I currently have a csv imported into Jupyter lab. Pandas has been imported, the data frame is 7845 rows x 14 columns. I have two specific columns one named "source_app_packets" and the other is "source_app_packets.1". The two columns are almost identical. The main difference is any data missing from "source_app_packets" is present on "source_app_packets.1" and vice versa. My question is there any way to combine these two?
CodePudding user response:
You can use combine_first:
df["source_app_packets"].combine_first(df["source_app_packets.1"]
Example:
import pandas as pd
data = {"source_app_packets":[1, None, 3, None],"source_app_packets.1":[None,2, None, 4]}
df = pd.DataFrame(data)
df["source_app_packets"].combine_first(df["source_app_packets.1"])

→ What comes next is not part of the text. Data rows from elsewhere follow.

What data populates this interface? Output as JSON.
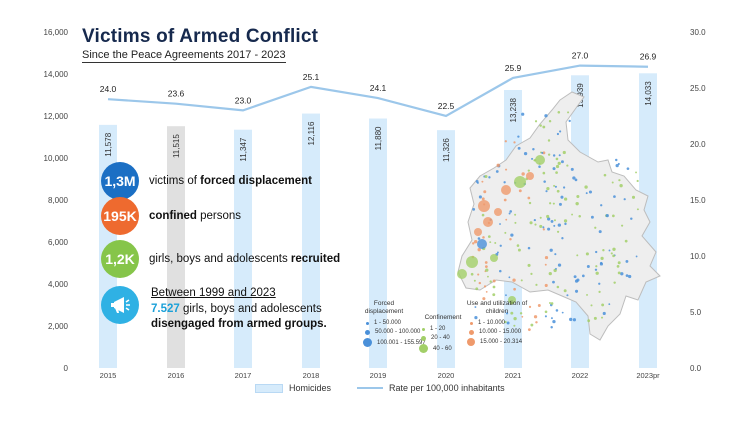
{
  "title": "Victims of Armed Conflict",
  "subtitle": "Since the Peace Agreements 2017 - 2023",
  "colors": {
    "bar": "#d6ebfb",
    "bar_highlight": "#e0e0e0",
    "line": "#9cc7ea",
    "title": "#16294d",
    "blue": "#1b6fc4",
    "orange": "#ee6a2f",
    "green": "#86c54a",
    "cyan": "#2fb1e4"
  },
  "chart_data": {
    "type": "bar",
    "title": "Victims of Armed Conflict",
    "categories": [
      "2015",
      "2016",
      "2017",
      "2018",
      "2019",
      "2020",
      "2021",
      "2022",
      "2023pr"
    ],
    "series": [
      {
        "name": "Homicides",
        "type": "bar",
        "axis": "left",
        "values": [
          11578,
          11515,
          11347,
          12116,
          11880,
          11326,
          13238,
          13939,
          14033
        ],
        "labels": [
          "11,578",
          "11,515",
          "11,347",
          "12,116",
          "11,880",
          "11,326",
          "13,238",
          "13,939",
          "14,033"
        ]
      },
      {
        "name": "Rate per 100,000 inhabitants",
        "type": "line",
        "axis": "right",
        "values": [
          24.0,
          23.6,
          23.0,
          25.1,
          24.1,
          22.5,
          25.9,
          27.0,
          26.9
        ],
        "labels": [
          "24.0",
          "23.6",
          "23.0",
          "25.1",
          "24.1",
          "22.5",
          "25.9",
          "27.0",
          "26.9"
        ]
      }
    ],
    "highlight_index": 1,
    "y_left": {
      "min": 0,
      "max": 16000,
      "ticks": [
        0,
        2000,
        4000,
        6000,
        8000,
        10000,
        12000,
        14000,
        16000
      ],
      "tick_labels": [
        "0",
        "2,000",
        "4,000",
        "6,000",
        "8,000",
        "10,000",
        "12,000",
        "14,000",
        "16,000"
      ]
    },
    "y_right": {
      "min": 0,
      "max": 30,
      "ticks": [
        0,
        5,
        10,
        15,
        20,
        25,
        30
      ],
      "tick_labels": [
        "0.0",
        "5.0",
        "10.0",
        "15.0",
        "20.0",
        "25.0",
        "30.0"
      ]
    },
    "legend": [
      "Homicides",
      "Rate per 100,000 inhabitants"
    ],
    "legend_position": "bottom"
  },
  "stats": [
    {
      "badge": "1,3M",
      "color": "#1b6fc4",
      "pre": "victims of ",
      "bold": "forced displacement",
      "post": ""
    },
    {
      "badge": "195K",
      "color": "#ee6a2f",
      "pre": "",
      "bold": "confined",
      "post": " persons"
    },
    {
      "badge": "1,2K",
      "color": "#86c54a",
      "pre": "girls, boys and adolescents ",
      "bold": "recruited",
      "post": ""
    }
  ],
  "history": {
    "heading": "Between 1999 and 2023",
    "number": "7.527",
    "line1_rest": " girls, boys and adolescents",
    "line2": "disengaged from armed groups."
  },
  "map_legend": {
    "displacement": {
      "title": "Forced displacement",
      "items": [
        "1 - 50.000",
        "50.000 - 100.000",
        "100.001 - 155.597"
      ]
    },
    "confinement": {
      "title": "Confinement",
      "items": [
        "1 - 20",
        "20 - 40",
        "40 - 60"
      ]
    },
    "children": {
      "title": "Use and utilization of children",
      "items": [
        "1 - 10.000",
        "10.000 - 15.000",
        "15.000 - 20.314"
      ]
    }
  }
}
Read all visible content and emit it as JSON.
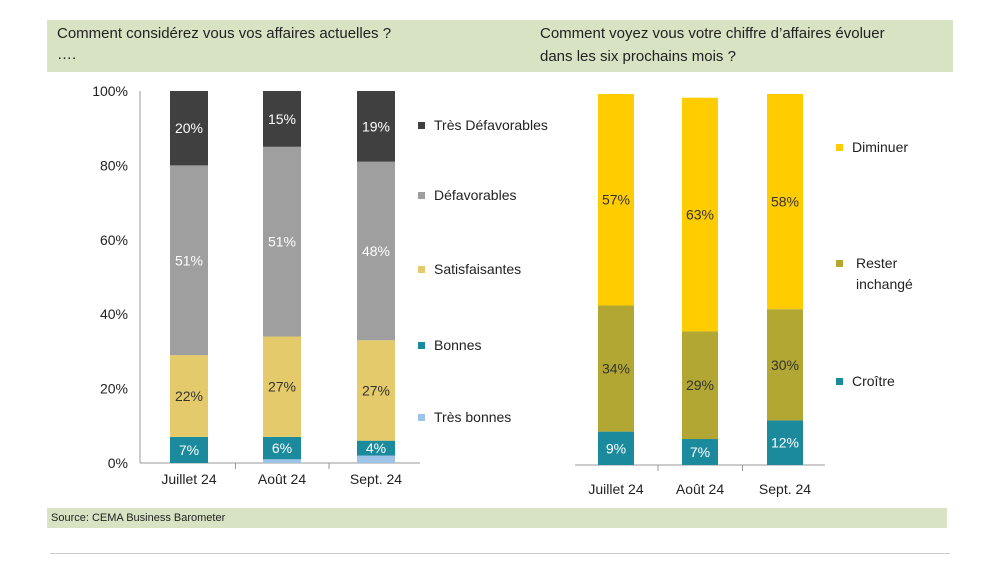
{
  "header": {
    "left_question": "Comment considérez vous vos affaires actuelles ?",
    "left_ellipsis": "….",
    "right_question_line1": "Comment voyez vous votre chiffre d’affaires évoluer",
    "right_question_line2": "dans les six prochains mois ?"
  },
  "source": "Source: CEMA Business Barometer",
  "chart_data": [
    {
      "type": "bar",
      "stacked": true,
      "percent": true,
      "categories": [
        "Juillet 24",
        "Août 24",
        "Sept. 24"
      ],
      "yticks": [
        "0%",
        "20%",
        "40%",
        "60%",
        "80%",
        "100%"
      ],
      "ylim": [
        0,
        100
      ],
      "legend_position": "right",
      "series": [
        {
          "name": "Très bonnes",
          "color": "#9dc3e6",
          "values": [
            0,
            1,
            2
          ],
          "labels": [
            "",
            "",
            ""
          ]
        },
        {
          "name": "Bonnes",
          "color": "#1b8a9c",
          "values": [
            7,
            6,
            4
          ],
          "labels": [
            "7%",
            "6%",
            "4%"
          ]
        },
        {
          "name": "Satisfaisantes",
          "color": "#e4ca6a",
          "values": [
            22,
            27,
            27
          ],
          "labels": [
            "22%",
            "27%",
            "27%"
          ]
        },
        {
          "name": "Défavorables",
          "color": "#9f9f9f",
          "values": [
            51,
            51,
            48
          ],
          "labels": [
            "51%",
            "51%",
            "48%"
          ]
        },
        {
          "name": "Très Défavorables",
          "color": "#404040",
          "values": [
            20,
            15,
            19
          ],
          "labels": [
            "20%",
            "15%",
            "19%"
          ]
        }
      ]
    },
    {
      "type": "bar",
      "stacked": true,
      "percent": true,
      "categories": [
        "Juillet 24",
        "Août 24",
        "Sept. 24"
      ],
      "ylim": [
        0,
        100
      ],
      "legend_position": "right",
      "series": [
        {
          "name": "Croître",
          "color": "#1b8a9c",
          "values": [
            9,
            7,
            12
          ],
          "labels": [
            "9%",
            "7%",
            "12%"
          ]
        },
        {
          "name": "Rester inchangé",
          "color": "#b3a734",
          "values": [
            34,
            29,
            30
          ],
          "labels": [
            "34%",
            "29%",
            "30%"
          ]
        },
        {
          "name": "Diminuer",
          "color": "#ffcc00",
          "values": [
            57,
            63,
            58
          ],
          "labels": [
            "57%",
            "63%",
            "58%"
          ]
        }
      ]
    }
  ]
}
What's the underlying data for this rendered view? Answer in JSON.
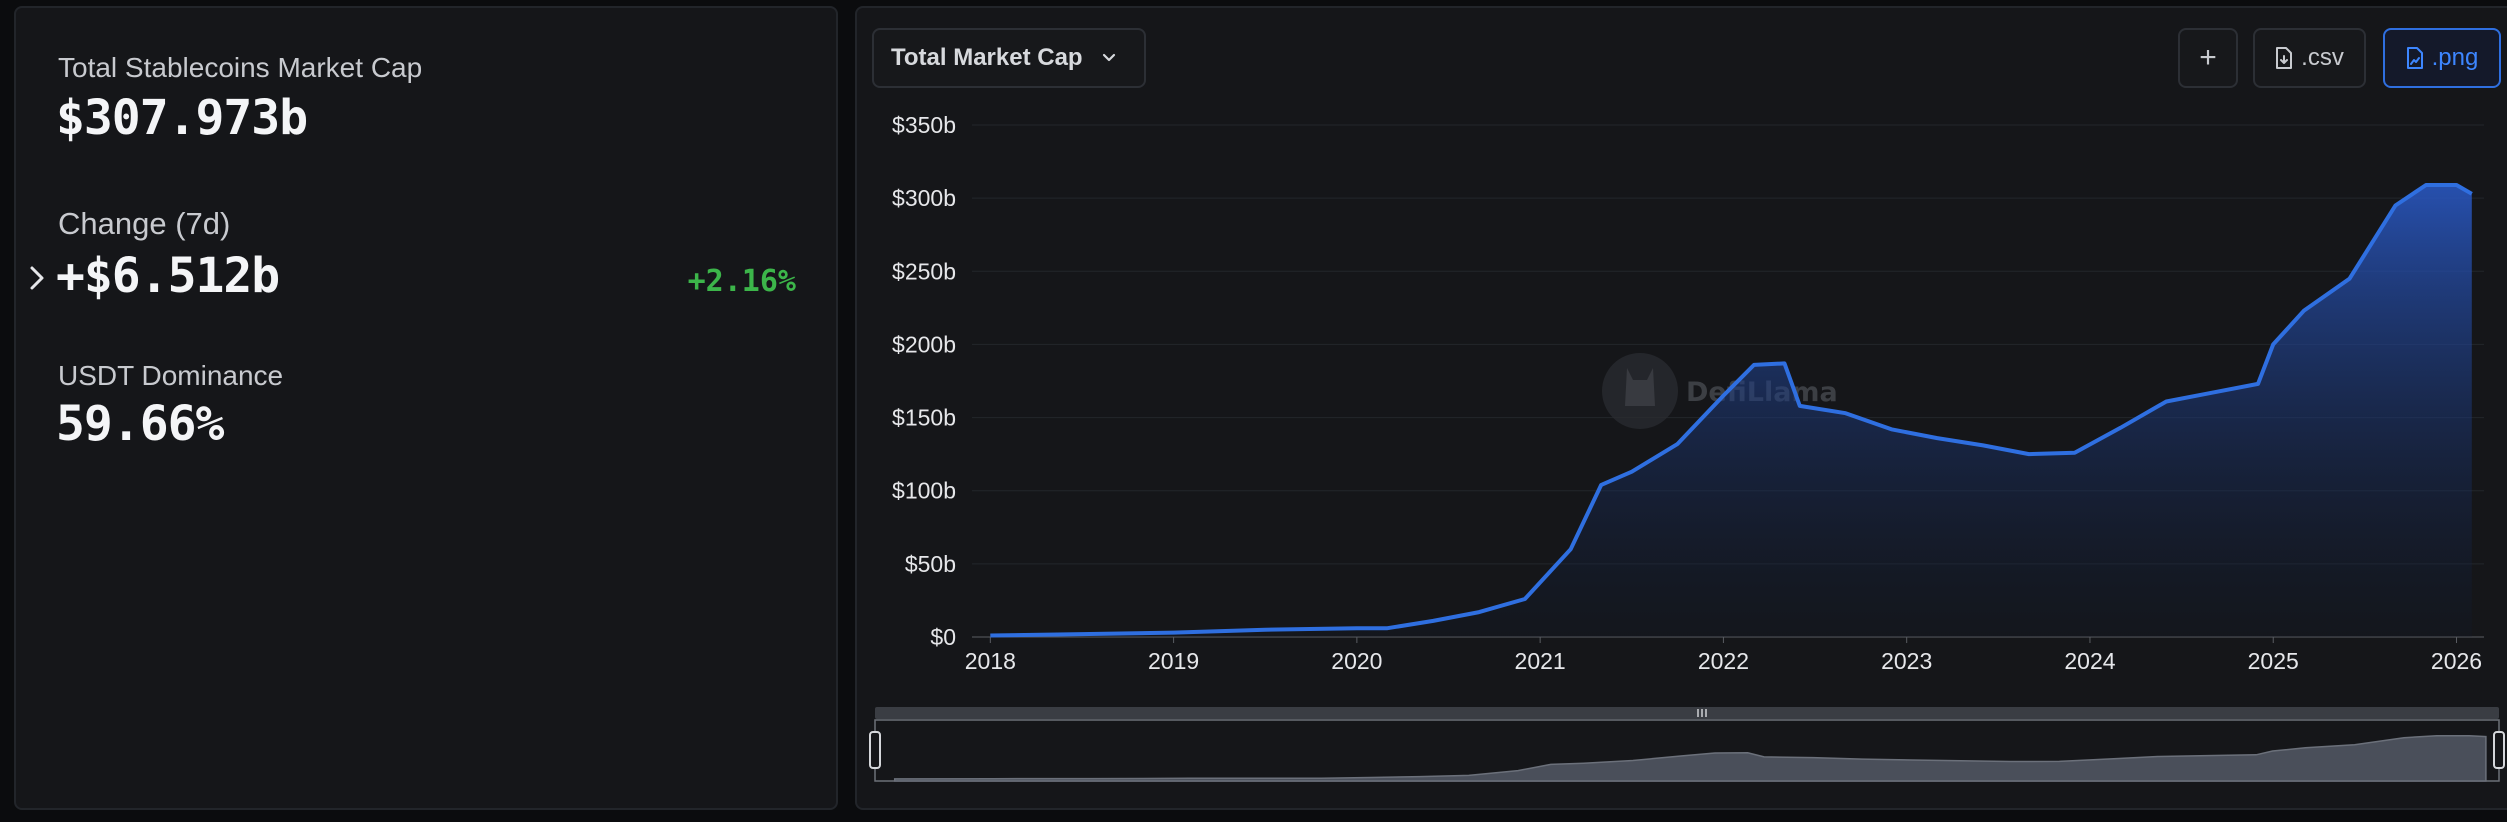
{
  "stats": {
    "market_cap_label": "Total Stablecoins Market Cap",
    "market_cap_value": "$307.973b",
    "change_label": "Change (7d)",
    "change_value": "+$6.512b",
    "change_percent": "+2.16%",
    "dominance_label": "USDT Dominance",
    "dominance_value": "59.66%"
  },
  "toolbar": {
    "metric_selected": "Total Market Cap",
    "add_label": "+",
    "csv_label": ".csv",
    "png_label": ".png"
  },
  "watermark": "DefiLlama",
  "colors": {
    "line": "#2f6fe0",
    "positive": "#3cb54a",
    "accent": "#3d86ff",
    "brush_fill": "#4a4f5a"
  },
  "icons": {
    "expand": "chevron-right-icon",
    "select": "chevron-down-icon",
    "csv": "file-download-icon",
    "png": "image-file-icon"
  },
  "chart_data": {
    "type": "area",
    "title": "",
    "xlabel": "",
    "ylabel": "",
    "ylim": [
      0,
      350
    ],
    "y_unit": "billions USD",
    "y_ticks": [
      "$0",
      "$50b",
      "$100b",
      "$150b",
      "$200b",
      "$250b",
      "$300b",
      "$350b"
    ],
    "x_ticks": [
      "2018",
      "2019",
      "2020",
      "2021",
      "2022",
      "2023",
      "2024",
      "2025",
      "2026"
    ],
    "grid": true,
    "legend": "none",
    "has_zoom_brush": true,
    "series": [
      {
        "x": [
          "2018-01",
          "2018-07",
          "2019-01",
          "2019-07",
          "2020-01",
          "2020-03",
          "2020-06",
          "2020-09",
          "2020-12",
          "2021-03",
          "2021-05",
          "2021-07",
          "2021-10",
          "2022-01",
          "2022-03",
          "2022-05",
          "2022-06",
          "2022-09",
          "2022-12",
          "2023-03",
          "2023-06",
          "2023-09",
          "2023-12",
          "2024-03",
          "2024-06",
          "2024-09",
          "2024-12",
          "2025-01",
          "2025-03",
          "2025-06",
          "2025-09",
          "2025-11",
          "2026-01",
          "2026-02"
        ],
        "values": [
          1,
          2,
          3,
          5,
          6,
          6,
          11,
          17,
          26,
          60,
          104,
          113,
          132,
          165,
          186,
          187,
          158,
          153,
          142,
          136,
          131,
          125,
          126,
          143,
          161,
          167,
          173,
          200,
          223,
          245,
          295,
          309,
          309,
          303
        ]
      }
    ]
  }
}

Outputs the following Series
:
0 1.0
1 2.0
2 3.0
3 4.0
Name: source_app_packets, dtype: float
CodePudding user response:
If you also import numpy
you could use something like this, which assumes your data is in df
.
import numpy as np
# code to import data
# update source_app_packets column
df["source_app_packets"] = np.where(
df["source_app_packets"].isnull(),
df["source_app_packets.1"],
df["source_app_packets"],
)
df.drop(["source_app_packets.1"], axis=1, inplace=True)